I found god in a compost heap // a skeptic’s spirituality
I’m a compulsive skeptic. A decade of religious indoctrination will do that to you. It took me two years to warm up to tarot, ten to stop clarifying “I obviously don’t believe in this stuff” when joyfully discussing horoscopes, and I still scoff at psychic reading signs before catching myself. So when asked whether I’m spiritual, my answer has always been a confident no.
But five years ago, I learned about composting. It’s the process where organic matter like food scraps and animal products, typically destined to mummify in a landfill, are given the opportunity to break down into soil through a forgiving formula of nitrogen, carbon, oxygen, and water. The process is so logical, scientific, and equally poetic, I couldn’t believe I hadn’t been introduced to it earlier. I couldn’t imagine a more dignified death, and accelerated rebirth.
Then I started noticing the pattern everywhere: every beautiful thing rots, transforming into nourishment for new growth. An idea tosses itself out of the static, decomposes back into the buzz, then resurfaces in a Frankensteined reconfiguration. A social media tween gets swept up by the algorithm, becomes a household name for a year, gets washed away with the digital wave only to live a second life as the ‘cool mom’ all the other kids wish they had. An agave plant lives a timid 23-year life, then devotes its final year to building a 30-foot tall stalk before going out in a fireworks display of seeds.
It’s impossible to unsee: the beginning, end, rebeginning of everything. But I notice it most in a handful of soil. I have to wonder how many molecules in it belonged to a living organism moments ago, and how many beings that same molecule cycled through before it was the last one. And my father’s father who died in Lebanon when my dad was a teen, is he in here? Traversed through tree roots and fungal routes to know me? Have I been meeting him my whole life?
The answer is yes. They’re all in here. Every dead thing hums with life. It became almost foolish for me not to entertain animism. Respecting my elders means not only cherishing our living grandparents and the trees, but also honoring the reimagined remains of our literal elders’ — the humans, the animals that gave way to the humans, and the fungi that gave way to the animals. This reverence is rarely taught; it’s something I discovered at 24, far too late in life. So of course it feels ‘natural’ to play our role well in the Tragedy of the Commons.

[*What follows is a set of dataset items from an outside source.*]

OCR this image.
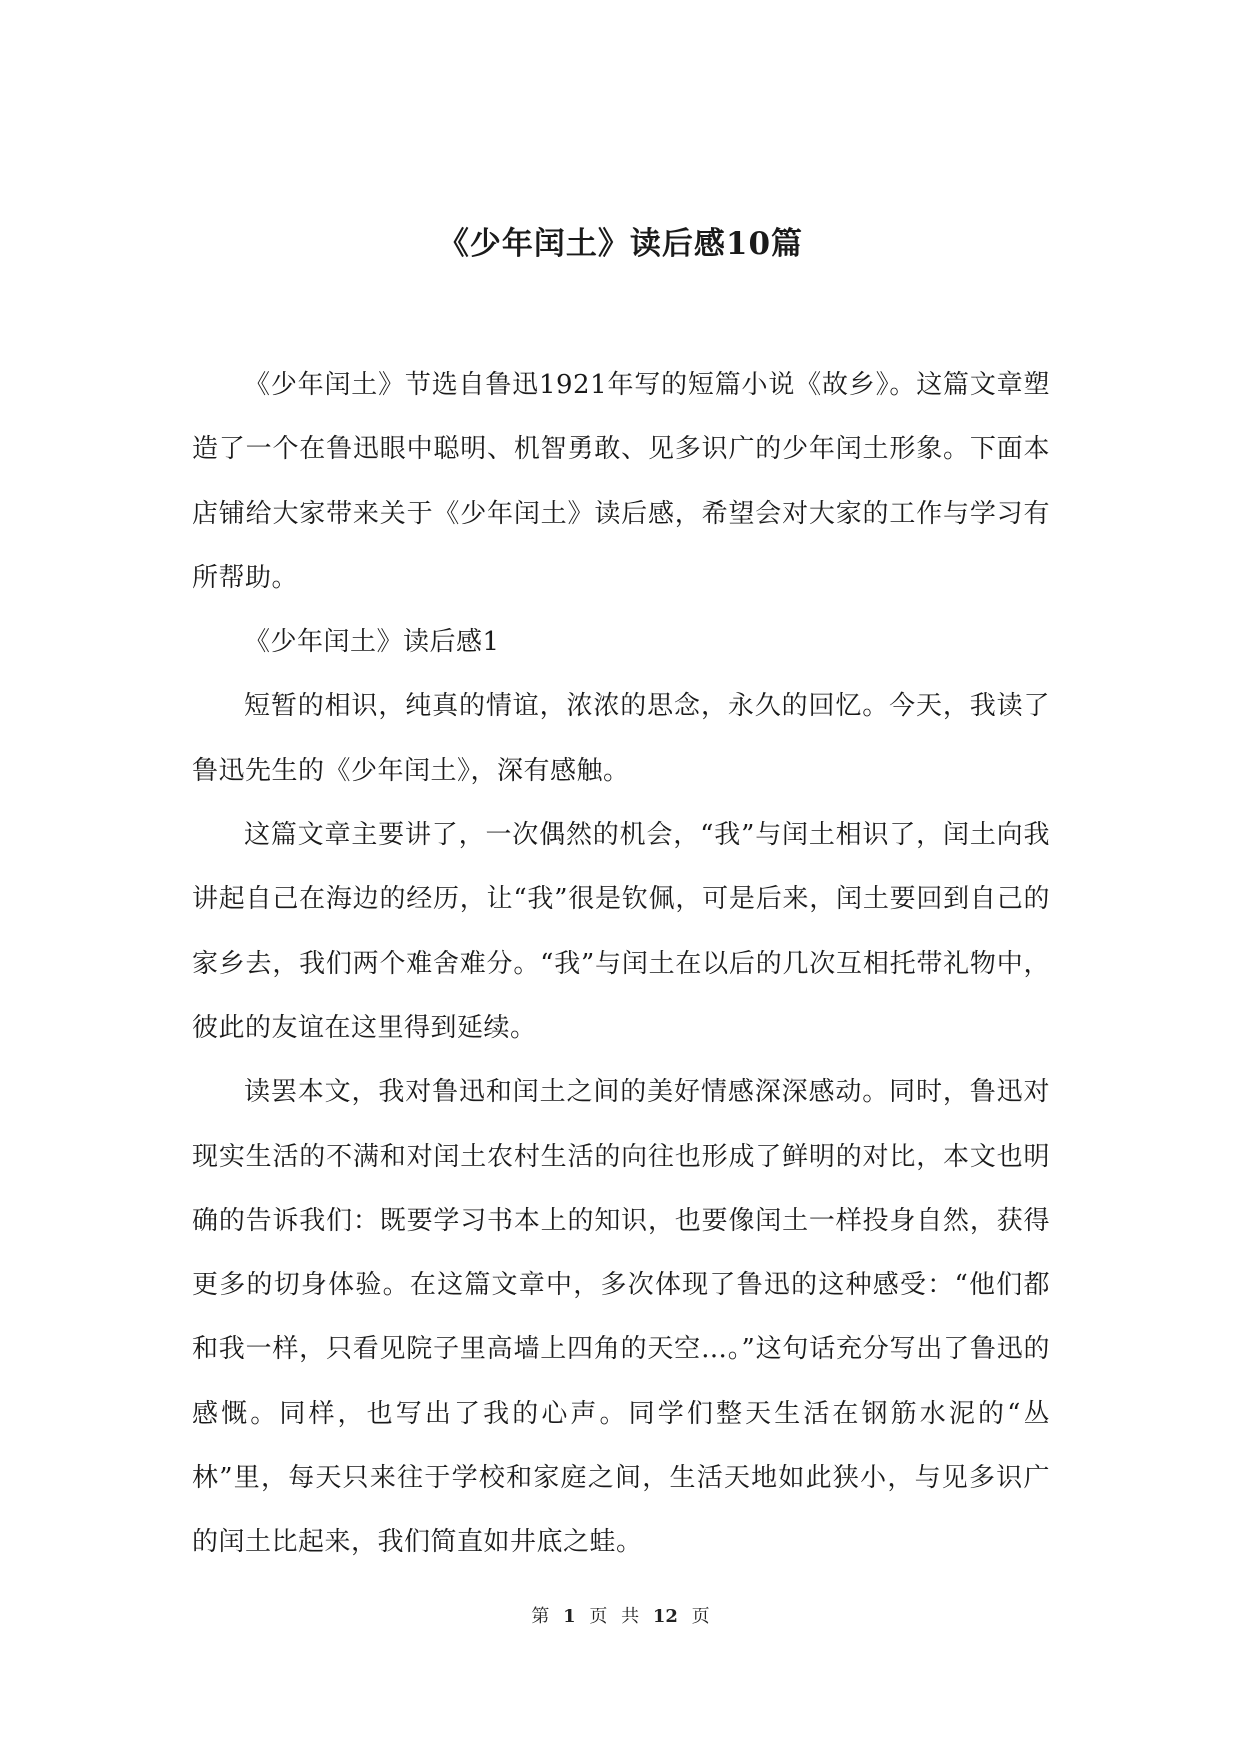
《少年闰土》读后感10篇

《少年闰土》节选自鲁迅1921年写的短篇小说《故乡》。这篇文章塑造了一个在鲁迅眼中聪明、机智勇敢、见多识广的少年闰土形象。下面本店铺给大家带来关于《少年闰土》读后感，希望会对大家的工作与学习有所帮助。

《少年闰土》读后感1

短暂的相识，纯真的情谊，浓浓的思念，永久的回忆。今天，我读了鲁迅先生的《少年闰土》，深有感触。

这篇文章主要讲了，一次偶然的机会，“我”与闰土相识了，闰土向我讲起自己在海边的经历，让“我”很是钦佩，可是后来，闰土要回到自己的家乡去，我们两个难舍难分。“我”与闰土在以后的几次互相托带礼物中，彼此的友谊在这里得到延续。

读罢本文，我对鲁迅和闰土之间的美好情感深深感动。同时，鲁迅对现实生活的不满和对闰土农村生活的向往也形成了鲜明的对比，本文也明确的告诉我们：既要学习书本上的知识，也要像闰土一样投身自然，获得更多的切身体验。在这篇文章中，多次体现了鲁迅的这种感受：“他们都和我一样，只看见院子里高墙上四角的天空…。”这句话充分写出了鲁迅的感慨。同样，也写出了我的心声。同学们整天生活在钢筋水泥的“丛林”里，每天只来往于学校和家庭之间，生活天地如此狭小，与见多识广的闰土比起来，我们简直如井底之蛙。

第 1 页 共 12 页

When the cultural norm is to live in a wooden box separate from the elements and then be buried in a wooden box separate from the elements, of course the narrative becomes ‘we’re in a battle with nature, and we must win’. But the coffin will surely degrade, so we must mercilessly love the soil.
In the year 2500, a child will curiously scoop up a fistful of soil to study, and a trillion of us will be there gazing back, equally in awe.
A whole lot of words to say: maybe I am spiritual. My therapist certainly agrees.